In the afternoon I sat in on a session involving peer-reviewed papers on specific artist projects. Of these, Christa Sommerer and Laurent Mignonneau, media artists and professors at the University of Art and Design in Linz, shared their hypothesis on the link to destruction and decay that is present in artistic creation. Reiterating the ephemerality of new-media art, Sommerer and Mignonneau spoke about several recent related projects, including two that took place in Hong Kong for ISEA2016, using the fly as a motif for life and decay. Taking the forms of an interactive work, a series of plotter drawings and an ongoing video archive, the artists use the insect to draw attention to issues of impermanence. In the interactive video work, as someone walks in front of the screen, a swarm of flies gather and produce a “portrait” of the person, which subsequently disappears as the person moves and the flies disperse. Equally interesting was Rodolfo Segrera, from Shanghai’s nonprofit new-media institute Chronus Art Center, who presented his paper, “Accumulated Memory Landscapes,” in the last session of the day, which was titled “Body as Archive.” An inquiry on how technology can mediate and enhance human memory by expanding possibilities of interaction and experience, Segrera’s project involved a gadget he devised, a smart phone and headpiece tracking brain stimulation, which was worn by a test subject. As the attention span of the person fluctuated, images were taken by the smart phone and sent to a remote server. The result, after several more processes on the backend, was a height-map that became a 3D landscape—a sort of mapping of the mind.

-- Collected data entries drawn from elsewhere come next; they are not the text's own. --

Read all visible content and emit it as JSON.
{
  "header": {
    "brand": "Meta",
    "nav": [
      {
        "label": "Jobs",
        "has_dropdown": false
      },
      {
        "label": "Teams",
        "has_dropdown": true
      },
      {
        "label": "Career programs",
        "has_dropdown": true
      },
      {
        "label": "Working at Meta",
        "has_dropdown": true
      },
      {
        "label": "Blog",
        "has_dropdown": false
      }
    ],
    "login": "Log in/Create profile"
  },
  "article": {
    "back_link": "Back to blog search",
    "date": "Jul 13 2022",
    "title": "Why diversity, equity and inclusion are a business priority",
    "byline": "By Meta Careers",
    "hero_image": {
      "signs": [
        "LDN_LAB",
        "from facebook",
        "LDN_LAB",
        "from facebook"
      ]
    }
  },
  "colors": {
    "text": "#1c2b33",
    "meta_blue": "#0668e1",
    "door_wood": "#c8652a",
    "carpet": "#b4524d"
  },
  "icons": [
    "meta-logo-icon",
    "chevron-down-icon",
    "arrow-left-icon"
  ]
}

Exhausted by the dense but stimulating talks, I ended the day with a visit to Gallery360, CMC’s immersive, 360-degree stereoscopic visualization space. On view was Atmoscape (2016), produced by Dennis Del Favero with Jeffrey Shaw, Elwira Titan, Stephen Sewell and Peter Weibel. Wearing 3D glasses inside the darkened space to look at glowing particles on the wrap-around screen, I felt instantly transported to another realm. Based on George Buchner’s 1835 novella Lenz, the project interactively follows the book’s protagonist through interconnected dream worlds generated by the particle visualization system. Imagine glowing white dots moving around the viewer, making spherical and human-body shapes that diffuse, dart and connect again while a soft voice dictates the novella; it is impressive and fun at the same time.

New media artists and professors CHRISTA SOMMERER (left) and LAURENT MIGNONNEAU (right) speaking about their hypothesis linking destruction and decay to art at the ISEA2016 conference on Thursday, May 19.

The 22nd International Symposium for Electronic Art was held in Hong Kong from May 16–22, 2016.

Denise Tsui is assistant editor at ArtAsiaPacific.